The July 28 statement marked the first time authorities in the tightly controlled Central Asian country have revealed details about the status of Karimova, who has long been rumored to be under strict house arrest in the capital, Tashkent.

It came amid steps by President Shavkat Mirziyaev, who replaced Karimov after his death was announced in September and was subsequently elected, to decrease the country's isolation.

Karimova, 45, was once a high-profile socialite, fashion designer, pop singer, and ambassador to United Nations agencies in Geneva who was seen as a potential successor to her father, the autocrat who ruled for a quarter-century.

But she vanished from sight as she found herself at the center of a financial-crimes probe in Uzbekistan in which many of her associates have been jailed, and she has also been tied to ongoing money-laundering investigations in Sweden and Switzerland.

The statement by the Prosecutor-General's Office said that Karimova was sentenced to five years of "restricted freedom" in 2015 after she and several associates were convicted of crimes including extortion, embezzlement, and tax evasion.

Karimova has additionally been charged with several other crimes, including financial misdeeds, forgery, and money laundering, and the investigation continues, the statement said.

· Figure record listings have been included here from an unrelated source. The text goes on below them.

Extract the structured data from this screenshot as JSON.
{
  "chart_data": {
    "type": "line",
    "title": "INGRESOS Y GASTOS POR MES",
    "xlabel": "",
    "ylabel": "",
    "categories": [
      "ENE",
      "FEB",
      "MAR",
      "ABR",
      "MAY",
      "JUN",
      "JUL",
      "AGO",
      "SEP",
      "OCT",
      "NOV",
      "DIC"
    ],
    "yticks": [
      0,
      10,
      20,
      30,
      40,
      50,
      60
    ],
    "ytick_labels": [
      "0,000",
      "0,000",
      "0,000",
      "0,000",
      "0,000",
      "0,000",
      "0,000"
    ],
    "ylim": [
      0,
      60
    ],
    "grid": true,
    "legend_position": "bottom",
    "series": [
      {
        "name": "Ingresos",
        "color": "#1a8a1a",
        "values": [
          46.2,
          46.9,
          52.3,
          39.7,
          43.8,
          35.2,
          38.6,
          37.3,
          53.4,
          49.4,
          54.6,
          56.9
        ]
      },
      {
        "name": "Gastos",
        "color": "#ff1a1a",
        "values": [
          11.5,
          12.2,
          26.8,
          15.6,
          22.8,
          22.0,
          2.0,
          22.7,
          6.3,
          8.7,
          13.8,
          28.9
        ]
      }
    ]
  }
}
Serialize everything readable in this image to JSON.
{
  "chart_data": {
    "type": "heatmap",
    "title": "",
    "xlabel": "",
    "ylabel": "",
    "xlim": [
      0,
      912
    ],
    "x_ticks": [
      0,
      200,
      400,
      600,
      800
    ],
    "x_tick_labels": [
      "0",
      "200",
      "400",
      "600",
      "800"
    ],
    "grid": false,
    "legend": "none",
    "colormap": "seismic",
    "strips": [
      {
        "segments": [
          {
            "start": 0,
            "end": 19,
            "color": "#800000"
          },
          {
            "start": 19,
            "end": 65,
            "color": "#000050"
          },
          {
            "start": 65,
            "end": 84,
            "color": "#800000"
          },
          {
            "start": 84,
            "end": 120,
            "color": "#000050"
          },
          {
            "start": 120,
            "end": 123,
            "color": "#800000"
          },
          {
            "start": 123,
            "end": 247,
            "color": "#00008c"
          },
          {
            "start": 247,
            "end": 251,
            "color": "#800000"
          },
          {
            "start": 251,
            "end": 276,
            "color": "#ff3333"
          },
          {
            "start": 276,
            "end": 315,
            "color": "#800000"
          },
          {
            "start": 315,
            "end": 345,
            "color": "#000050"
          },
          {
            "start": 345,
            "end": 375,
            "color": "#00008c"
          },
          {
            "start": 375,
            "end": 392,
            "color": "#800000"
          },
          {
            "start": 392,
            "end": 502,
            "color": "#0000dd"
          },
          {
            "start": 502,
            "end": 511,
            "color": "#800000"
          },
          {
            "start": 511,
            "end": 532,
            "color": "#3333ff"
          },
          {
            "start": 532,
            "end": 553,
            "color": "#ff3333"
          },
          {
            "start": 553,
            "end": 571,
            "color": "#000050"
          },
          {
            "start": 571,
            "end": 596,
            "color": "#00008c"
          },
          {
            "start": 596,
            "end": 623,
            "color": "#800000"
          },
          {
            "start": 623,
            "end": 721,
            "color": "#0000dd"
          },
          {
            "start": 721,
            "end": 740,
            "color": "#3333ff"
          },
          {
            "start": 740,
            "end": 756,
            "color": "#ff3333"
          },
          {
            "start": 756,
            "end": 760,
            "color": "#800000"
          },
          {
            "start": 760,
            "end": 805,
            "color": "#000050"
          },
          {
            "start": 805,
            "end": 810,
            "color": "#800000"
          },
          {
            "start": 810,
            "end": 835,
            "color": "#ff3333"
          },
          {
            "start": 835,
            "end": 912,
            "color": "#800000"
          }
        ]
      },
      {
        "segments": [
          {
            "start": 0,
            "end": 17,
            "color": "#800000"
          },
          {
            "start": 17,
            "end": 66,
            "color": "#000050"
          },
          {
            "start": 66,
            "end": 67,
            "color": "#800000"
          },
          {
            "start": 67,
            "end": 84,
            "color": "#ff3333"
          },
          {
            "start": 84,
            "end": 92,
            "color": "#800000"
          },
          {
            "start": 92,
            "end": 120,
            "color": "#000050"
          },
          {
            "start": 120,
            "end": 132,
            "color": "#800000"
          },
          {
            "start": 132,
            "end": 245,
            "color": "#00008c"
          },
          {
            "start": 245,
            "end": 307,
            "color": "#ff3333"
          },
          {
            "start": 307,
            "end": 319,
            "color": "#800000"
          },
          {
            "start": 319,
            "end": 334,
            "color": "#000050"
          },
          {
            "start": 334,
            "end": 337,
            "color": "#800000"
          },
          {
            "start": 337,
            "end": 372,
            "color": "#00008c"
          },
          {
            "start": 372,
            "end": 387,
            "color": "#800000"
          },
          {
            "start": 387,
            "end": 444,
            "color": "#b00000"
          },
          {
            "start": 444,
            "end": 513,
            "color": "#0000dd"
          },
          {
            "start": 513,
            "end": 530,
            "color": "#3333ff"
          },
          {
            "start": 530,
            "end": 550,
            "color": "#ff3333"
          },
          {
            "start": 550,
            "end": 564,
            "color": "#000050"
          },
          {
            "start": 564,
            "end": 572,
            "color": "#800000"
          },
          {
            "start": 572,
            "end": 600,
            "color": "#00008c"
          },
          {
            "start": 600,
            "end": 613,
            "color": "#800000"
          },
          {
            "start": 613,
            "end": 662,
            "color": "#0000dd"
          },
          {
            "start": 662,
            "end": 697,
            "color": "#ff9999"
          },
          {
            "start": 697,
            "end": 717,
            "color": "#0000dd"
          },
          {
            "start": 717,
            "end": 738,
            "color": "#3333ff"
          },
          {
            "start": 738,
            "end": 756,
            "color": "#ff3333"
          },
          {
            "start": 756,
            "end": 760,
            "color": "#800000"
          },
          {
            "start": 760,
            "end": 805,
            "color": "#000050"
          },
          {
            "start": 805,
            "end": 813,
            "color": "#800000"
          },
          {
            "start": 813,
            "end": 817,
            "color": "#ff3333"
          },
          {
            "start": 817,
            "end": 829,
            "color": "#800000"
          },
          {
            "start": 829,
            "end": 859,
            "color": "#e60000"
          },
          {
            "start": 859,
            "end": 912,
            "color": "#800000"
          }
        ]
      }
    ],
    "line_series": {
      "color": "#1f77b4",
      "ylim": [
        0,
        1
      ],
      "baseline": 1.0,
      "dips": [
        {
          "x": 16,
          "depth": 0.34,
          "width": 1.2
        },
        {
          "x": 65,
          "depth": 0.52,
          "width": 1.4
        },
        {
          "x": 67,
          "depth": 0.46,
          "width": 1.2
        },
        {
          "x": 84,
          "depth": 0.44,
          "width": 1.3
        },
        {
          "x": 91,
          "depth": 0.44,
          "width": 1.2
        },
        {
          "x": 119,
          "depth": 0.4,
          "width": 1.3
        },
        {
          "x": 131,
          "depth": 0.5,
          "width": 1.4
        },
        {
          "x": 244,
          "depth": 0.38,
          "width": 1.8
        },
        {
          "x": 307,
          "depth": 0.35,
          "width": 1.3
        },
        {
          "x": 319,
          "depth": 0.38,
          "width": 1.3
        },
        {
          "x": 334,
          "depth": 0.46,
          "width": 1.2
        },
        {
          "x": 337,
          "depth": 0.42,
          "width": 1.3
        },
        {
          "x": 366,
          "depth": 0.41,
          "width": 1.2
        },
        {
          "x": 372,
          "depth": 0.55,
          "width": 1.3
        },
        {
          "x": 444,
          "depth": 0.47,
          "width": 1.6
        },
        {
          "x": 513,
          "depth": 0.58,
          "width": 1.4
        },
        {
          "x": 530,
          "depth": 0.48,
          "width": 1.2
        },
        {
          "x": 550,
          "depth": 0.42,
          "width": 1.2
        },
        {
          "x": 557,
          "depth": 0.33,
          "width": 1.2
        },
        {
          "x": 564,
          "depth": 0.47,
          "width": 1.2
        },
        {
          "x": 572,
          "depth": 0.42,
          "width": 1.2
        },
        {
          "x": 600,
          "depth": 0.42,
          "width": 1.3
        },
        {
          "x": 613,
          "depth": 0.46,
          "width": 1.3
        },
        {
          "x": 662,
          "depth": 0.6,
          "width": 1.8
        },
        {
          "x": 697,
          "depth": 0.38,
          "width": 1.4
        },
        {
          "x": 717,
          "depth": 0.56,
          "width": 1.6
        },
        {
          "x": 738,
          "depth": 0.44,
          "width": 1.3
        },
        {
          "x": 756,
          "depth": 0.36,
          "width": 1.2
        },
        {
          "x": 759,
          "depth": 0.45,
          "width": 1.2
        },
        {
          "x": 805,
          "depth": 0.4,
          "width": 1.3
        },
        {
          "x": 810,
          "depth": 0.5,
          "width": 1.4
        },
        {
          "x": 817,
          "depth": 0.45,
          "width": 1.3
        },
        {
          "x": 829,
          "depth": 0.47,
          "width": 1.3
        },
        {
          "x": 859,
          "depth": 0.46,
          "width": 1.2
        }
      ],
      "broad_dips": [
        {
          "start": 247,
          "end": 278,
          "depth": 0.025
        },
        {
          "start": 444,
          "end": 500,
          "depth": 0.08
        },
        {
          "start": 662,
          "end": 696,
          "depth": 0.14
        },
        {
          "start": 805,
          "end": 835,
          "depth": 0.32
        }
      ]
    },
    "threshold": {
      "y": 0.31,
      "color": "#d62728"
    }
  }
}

It said she has been ordered held in custody in connection with those charges, but it did not specify what form of custody.

Multiple previous reports have indicated she has been under house arrest since 2014.

In the statement, the Prosecutor-General's Office said it is seeking to impound $1.5 billion worth of assets owned by Karimova in Britain, France, Germany, Hong Kong, Ireland, Latvia, Malta, Russia, Spain, Switzerland, Sweden, and the United Arab Emirates.

It alleged that Karimova illegally obtained assets worth more than $590 million and received some $870 million in kickbacks.

The Prosecutor-General's Office claimed that in total, the actions of Karimova and her associates had cost the Uzbek state about $1 billion or $2 billion, depending on which of two conflicting figures in the statement is accurate.

In 2016, the U.S. Justice Department placed a seizure order on nearly $600 million stemming from a suspected bribery scheme allegedly involving Karimova and a shakedown of major multinational telecommunications companies.

In the absence of official information about Karimova's fate, rumors, reports, and speculation have swirled for years.

Neither Karimova nor her children were present at her father's funeral in September.

A Twitter account published a series of posts in October suggesting that Karimova was the author of the tweets, but an investigation by RFE/RL's Uzbek Service found that the person or group tweeting from the handle @Zabitaya1972 is merely posing as her.

In December, media reports quoted Karimova's Geneva-based lawyer, Gregoire Mangeat, as saying that Swiss prosecutors were allowed to question Karimova for a total of 23 hours on December 9-10 in Uzbekistan's capital, Tashkent.

Earlier the same month, Karimova's son told the BBC his mother was being held in a "two-to-three room annex" to her main property in Tashkent.

The son, whose name is also Islam Karimov and who lives in London, said that Karimova was sane, but voiced concern about her health after what he said were years of isolation "without any even basic human rights."